Modern Day Slavery
Modern slavery is a crime and a violation of fundamental human rights. It takes various forms such as slavery, servitude, forced and compulsory labour and human trafficking, all of which have in common the deprivation of a person’s liberty by another in order to exploit them for personal or commercial gain.
One organisation particularly well positioned to explain how this practice persists is Anti-Slavery International, an organisation founded by abolitionist William Wilberforce in 1839. Anti-Slavery International has been fighting slavery for more than 180 years.
Currently millions of children and adults are trapped in slavery in every single country in the world. In fact, recent studies have shown an estimated 40 million people are trapped in slavery around the world.
- 1 in 4 are children
- 71% are woman and girls
- Over 10,000 were identified as potential victims by UK authorities in 2019
Exploitation is hidden in plain sight, making the victims harder to spot. Around half of all exploitation (including child labour), happens in the operations and supply chains of businesses.

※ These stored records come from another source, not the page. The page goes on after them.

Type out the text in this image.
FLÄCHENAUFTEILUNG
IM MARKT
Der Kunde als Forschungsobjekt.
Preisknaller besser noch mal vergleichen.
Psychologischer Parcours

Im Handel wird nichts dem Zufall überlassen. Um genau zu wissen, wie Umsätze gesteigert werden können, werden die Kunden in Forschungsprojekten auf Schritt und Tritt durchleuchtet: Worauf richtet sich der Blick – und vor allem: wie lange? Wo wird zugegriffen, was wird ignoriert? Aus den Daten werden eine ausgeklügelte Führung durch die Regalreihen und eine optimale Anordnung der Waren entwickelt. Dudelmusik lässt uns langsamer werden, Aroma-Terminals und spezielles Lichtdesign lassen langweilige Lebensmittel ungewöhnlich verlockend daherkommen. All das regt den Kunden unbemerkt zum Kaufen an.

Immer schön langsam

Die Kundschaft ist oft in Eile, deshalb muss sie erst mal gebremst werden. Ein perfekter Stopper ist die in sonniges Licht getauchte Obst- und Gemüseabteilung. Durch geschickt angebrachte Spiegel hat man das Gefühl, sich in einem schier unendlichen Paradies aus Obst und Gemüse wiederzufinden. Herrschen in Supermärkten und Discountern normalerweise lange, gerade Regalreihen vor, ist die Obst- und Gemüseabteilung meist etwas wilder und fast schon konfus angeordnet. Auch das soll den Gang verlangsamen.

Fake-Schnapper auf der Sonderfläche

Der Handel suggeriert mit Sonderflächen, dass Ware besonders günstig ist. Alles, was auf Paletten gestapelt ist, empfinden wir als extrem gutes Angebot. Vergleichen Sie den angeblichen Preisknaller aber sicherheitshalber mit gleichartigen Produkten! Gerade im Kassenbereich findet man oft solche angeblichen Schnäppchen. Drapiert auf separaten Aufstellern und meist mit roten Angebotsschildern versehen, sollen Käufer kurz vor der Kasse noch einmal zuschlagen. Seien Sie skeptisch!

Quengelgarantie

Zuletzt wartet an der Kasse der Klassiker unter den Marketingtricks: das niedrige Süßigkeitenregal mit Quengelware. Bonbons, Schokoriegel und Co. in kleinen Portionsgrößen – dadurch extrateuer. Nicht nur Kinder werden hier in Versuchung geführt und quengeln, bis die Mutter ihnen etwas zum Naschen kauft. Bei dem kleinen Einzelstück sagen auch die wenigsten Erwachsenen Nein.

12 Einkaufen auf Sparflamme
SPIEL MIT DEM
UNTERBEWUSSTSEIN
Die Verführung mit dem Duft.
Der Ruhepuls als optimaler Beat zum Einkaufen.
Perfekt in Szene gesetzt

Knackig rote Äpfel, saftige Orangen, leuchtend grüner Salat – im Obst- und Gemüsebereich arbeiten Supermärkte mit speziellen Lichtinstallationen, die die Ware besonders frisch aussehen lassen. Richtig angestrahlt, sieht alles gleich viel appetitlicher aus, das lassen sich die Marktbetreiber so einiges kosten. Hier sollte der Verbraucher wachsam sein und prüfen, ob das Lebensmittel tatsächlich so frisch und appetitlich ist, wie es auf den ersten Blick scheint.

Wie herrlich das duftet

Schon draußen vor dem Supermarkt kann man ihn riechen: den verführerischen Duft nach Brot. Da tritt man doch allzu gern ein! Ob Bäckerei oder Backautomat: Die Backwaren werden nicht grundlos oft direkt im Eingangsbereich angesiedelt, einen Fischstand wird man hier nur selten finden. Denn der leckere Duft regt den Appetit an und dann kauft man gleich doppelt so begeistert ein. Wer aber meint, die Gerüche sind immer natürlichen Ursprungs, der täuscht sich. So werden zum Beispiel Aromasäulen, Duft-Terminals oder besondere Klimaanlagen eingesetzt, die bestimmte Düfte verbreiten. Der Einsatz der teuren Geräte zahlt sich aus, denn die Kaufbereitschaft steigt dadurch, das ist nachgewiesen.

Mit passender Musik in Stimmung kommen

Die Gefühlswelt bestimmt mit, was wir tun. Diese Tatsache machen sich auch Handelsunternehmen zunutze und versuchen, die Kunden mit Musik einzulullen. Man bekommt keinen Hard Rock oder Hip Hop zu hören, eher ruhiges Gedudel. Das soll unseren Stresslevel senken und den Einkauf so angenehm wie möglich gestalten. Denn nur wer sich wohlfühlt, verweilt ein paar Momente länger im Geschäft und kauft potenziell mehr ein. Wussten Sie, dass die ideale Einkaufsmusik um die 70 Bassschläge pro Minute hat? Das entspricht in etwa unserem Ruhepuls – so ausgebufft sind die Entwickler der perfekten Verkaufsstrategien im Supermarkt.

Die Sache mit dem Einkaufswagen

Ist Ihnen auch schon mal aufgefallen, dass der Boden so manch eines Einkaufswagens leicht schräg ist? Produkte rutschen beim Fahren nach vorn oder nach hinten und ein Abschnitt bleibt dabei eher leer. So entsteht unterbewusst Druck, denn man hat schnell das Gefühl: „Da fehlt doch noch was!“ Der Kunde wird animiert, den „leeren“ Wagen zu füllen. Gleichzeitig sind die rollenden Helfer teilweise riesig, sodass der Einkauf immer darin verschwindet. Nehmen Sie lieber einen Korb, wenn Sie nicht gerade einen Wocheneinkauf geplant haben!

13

From the outside the job can look very normal, but people are still being controlled and are normally too scared to speak out. In most cases, they have their passports taken away from them and constantly threatened with deportation or their families being harmed. They can have their money taken away, forcing them into debt, making it harder for them to get out of the situation they are in. In extreme cases they can face violence and threats.
The good news is that international laws around supply chains and forced labour are increasing, aligning, and now improving. Towards the end of 2020, the UK Government announced significant potential upgrades to its transparency in supply chains legislation – widening its scope to include public sector procurement, mandatory reporting, board accountability and civil penalties.
Anti Modern Day Slavery Policy
The Modern Slavery Act (MSA) 2015 covers four activities, this policy covers all four activities, defined as below:
- Slavery – Exercising powers of ownership over a person
- Servitude -The obligation to provide services is imposed by the use of coercion
- Forced or compulsory labour – Work or services are exacted from a person under the menace of any penalty and for which the person has not offered themselves voluntarily
- Human trafficking – Arranging or facilitating the travel of another person with a view to their exploitation.
Organisations should acknowledge responsibility to comply with all principles of the Modern Slavery Act 2015 and should perform due diligence to provide transparency throughout the organisation.